A testamentary trust could reduce an individual's tax bill by allowing for income-splitting among beneficiaries. "The best advice is to speak with your professional advisors. Creating a trust requires customized and conscientious planning, and expert legal and fiscal advice to identify the challenges, risks and tax consequences." But be aware that the advantage of income-splitting for testamentary trust could soon disappear, according to some experts.
Individuals may look down the road and wonder what will happen if their spouse remarries, and subsequently dies. How can people ensure that their assets do not pass forward to their surviving spouse's new spouse?
One answer is to create a spousal trust in which the spouse will be entitled to receive the income during his or her lifetime. "While the spouse is living, no other person is entitled to income or capital of the trust," Ms. Ducharme explains. "At the death of the spouse, the trust can provide that the remaining capital is bequeathed to other beneficiaries, such as the couple's children." (A spousal trust also benefits from tax advantages like a testamentary trust.)

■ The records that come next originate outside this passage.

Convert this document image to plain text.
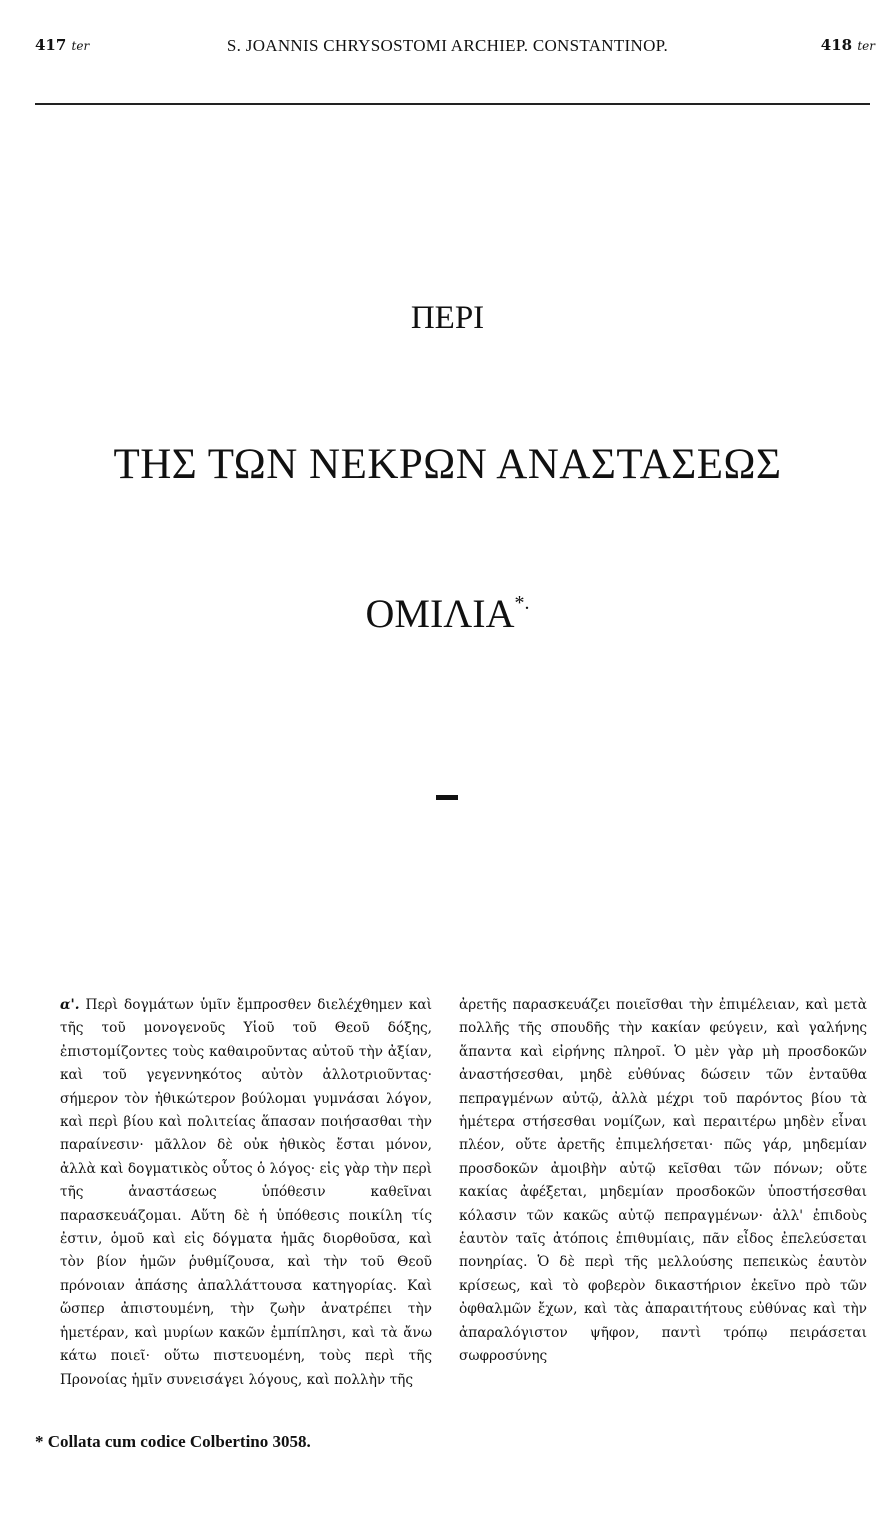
417 ter	S. JOANNIS CHRYSOSTOMI ARCHIEP. CONSTANTINOP.	418 ter
ΠΕΡΙ
ΤΗΣ ΤΩΝ ΝΕΚΡΩΝ ΑΝΑΣΤΑΣΕΩΣ
ΟΜΙΛΙΑ*.

α'. Περὶ δογμάτων ὑμῖν ἔμπροσθεν διελέχθημεν καὶ τῆς τοῦ μονογενοῦς Υἱοῦ τοῦ Θεοῦ δόξης, ἐπιστομίζοντες τοὺς καθαιροῦντας αὐτοῦ τὴν ἀξίαν, καὶ τοῦ γεγεννηκότος αὐτὸν ἀλλοτριοῦντας· σήμερον τὸν ἠθικώτερον βούλομαι γυμνάσαι λόγον, καὶ περὶ βίου καὶ πολιτείας ἅπασαν ποιήσασθαι τὴν παραίνεσιν· μᾶλλον δὲ οὐκ ἠθικὸς ἔσται μόνον, ἀλλὰ καὶ δογματικὸς οὗτος ὁ λόγος· εἰς γὰρ τὴν περὶ τῆς ἀναστάσεως ὑπόθεσιν καθεῖναι παρασκευάζομαι. Αὕτη δὲ ἡ ὑπόθεσις ποικίλη τίς ἐστιν, ὁμοῦ καὶ εἰς δόγματα ἡμᾶς διορθοῦσα, καὶ τὸν βίον ἡμῶν ῥυθμίζουσα, καὶ τὴν τοῦ Θεοῦ πρόνοιαν ἁπάσης ἀπαλλάττουσα κατηγορίας. Καὶ ὥσπερ ἀπιστουμένη, τὴν ζωὴν ἀνατρέπει τὴν ἡμετέραν, καὶ μυρίων κακῶν ἐμπίπλησι, καὶ τὰ ἄνω κάτω ποιεῖ· οὕτω πιστευομένη, τοὺς περὶ τῆς Προνοίας ἡμῖν συνεισάγει λόγους, καὶ πολλὴν τῆς

ἀρετῆς παρασκευάζει ποιεῖσθαι τὴν ἐπιμέλειαν, καὶ μετὰ πολλῆς τῆς σπουδῆς τὴν κακίαν φεύγειν, καὶ γαλήνης ἅπαντα καὶ εἰρήνης πληροῖ. Ὁ μὲν γὰρ μὴ προσδοκῶν ἀναστήσεσθαι, μηδὲ εὐθύνας δώσειν τῶν ἐνταῦθα πεπραγμένων αὐτῷ, ἀλλὰ μέχρι τοῦ παρόντος βίου τὰ ἡμέτερα στήσεσθαι νομίζων, καὶ περαιτέρω μηδὲν εἶναι πλέον, οὔτε ἀρετῆς ἐπιμελήσεται· πῶς γάρ, μηδεμίαν προσδοκῶν ἀμοιβὴν αὐτῷ κεῖσθαι τῶν πόνων; οὔτε κακίας ἀφέξεται, μηδεμίαν προσδοκῶν ὑποστήσεσθαι κόλασιν τῶν κακῶς αὐτῷ πεπραγμένων· ἀλλ' ἐπιδοὺς ἑαυτὸν ταῖς ἀτόποις ἐπιθυμίαις, πᾶν εἶδος ἐπελεύσεται πονηρίας. Ὁ δὲ περὶ τῆς μελλούσης πεπεικὼς ἑαυτὸν κρίσεως, καὶ τὸ φοβερὸν δικαστήριον ἐκεῖνο πρὸ τῶν ὀφθαλμῶν ἔχων, καὶ τὰς ἀπαραιτήτους εὐθύνας καὶ τὴν ἀπαραλόγιστον ψῆφον, παντὶ τρόπῳ πειράσεται σωφροσύνης

* Collata cum codice Colbertino 3058.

A will can provide that one's spouse has the right to live rent-free in the family residence, and that on the death of that spouse, the children receive the proceeds from the sale of the house.
It is important to plan for the possibility of illness and incapacity, Ms. Ducharme says. A power of attorney (or in Quebec, a notarized mandate) allows an individual to designate one or more substitute decision makers who will address
personal-care issues and the management of assets. A trust company could also be designated as a substitute decision maker for property. Failing to designate a substitute decision maker may mean the involvement of a court and a public guardian, she notes.

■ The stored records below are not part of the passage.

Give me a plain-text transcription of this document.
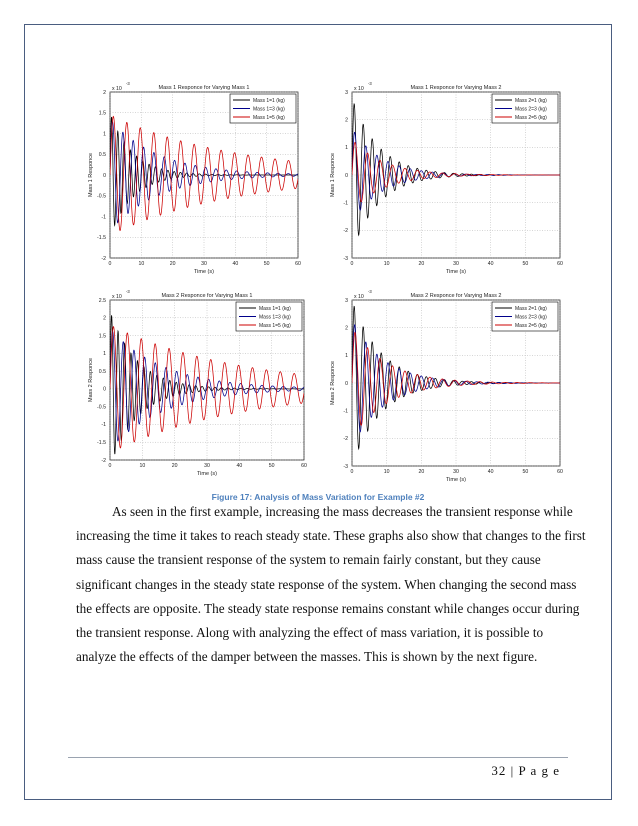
0	10	20	30	40	50	60
-2
-1.5
-1
-0.5
0
0.5
1
1.5
2
Mass 1 Responce for Varying Mass 1
x 10
-3
Time (s)
Mass 1 Responce
Mass 1=1 (kg)
Mass 1=3 (kg)
Mass 1=5 (kg)
0	10	20	30	40	50	60
-3
-2
-1
0
1
2
3
Mass 1 Responce for Varying Mass 2
x 10
-3
Time (s)
Mass 1 Responce
Mass 2=1 (kg)
Mass 2=3 (kg)
Mass 2=5 (kg)
0	10	20	30	40	50	60
-2
-1.5
-1
-0.5
0
0.5
1
1.5
2
2.5
Mass 2 Responce for Varying Mass 1
x 10
-3
Time (s)
Mass 2 Responce
Mass 1=1 (kg)
Mass 1=3 (kg)
Mass 1=5 (kg)
0	10	20	30	40	50	60
-3
-2
-1
0
1
2
3
Mass 2 Responce for Varying Mass 2
x 10
-3
Time (s)
Mass 2 Responce
Mass 2=1 (kg)
Mass 2=3 (kg)
Mass 2=5 (kg)
Figure 17: Analysis of Mass Variation for Example #2

As seen in the first example, increasing the mass decreases the transient response while
increasing the time it takes to reach steady state. These graphs also show that changes to the first
mass cause the transient response of the system to remain fairly constant, but they cause
significant changes in the steady state response of the system. When changing the second mass
the effects are opposite. The steady state response remains constant while changes occur during
the transient response. Along with analyzing the effect of mass variation, it is possible to
analyze the effects of the damper between the masses. This is shown by the next figure.

32 | P a g e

some people wish to transfer part or all of their wealth to charity when they die. under the Income Tax Act, when a donation is bequeathed in a will, it is deemed to have been made immediately prior to the individual's death and therefore, a donation tax credit can be claimed in the final tax return of the deceased, or by the estate. But one should consult an expert to make sure the objectives of such a donation will be met.
"Drafting a will depends on each individual's situation," Ms. Ducharme says. "If a deceased has final taxes to pay at death and would benefit from the donation tax credit to minimize taxes, the will should provide for specific charitable donations."
The choice of an estate executor, liquidator or trustees (if a trust is involved) is key, Ms. Ducharme says. The person or the trust company designated as liquidator may choose to accept or renounce the responsibility. your will should specify a replacement liquidator. If the will does not provide for a replacement or if the replacement liquidator or trustee also renounces the responsibility, the heirs may designate one, by a majority vote. If that is not possible, a court may designate someone.
Liquidating an estate is a long, complex and delicate process, Ms. Ducharme says. "Expert advice is essential for proper planning, and for peace of mind."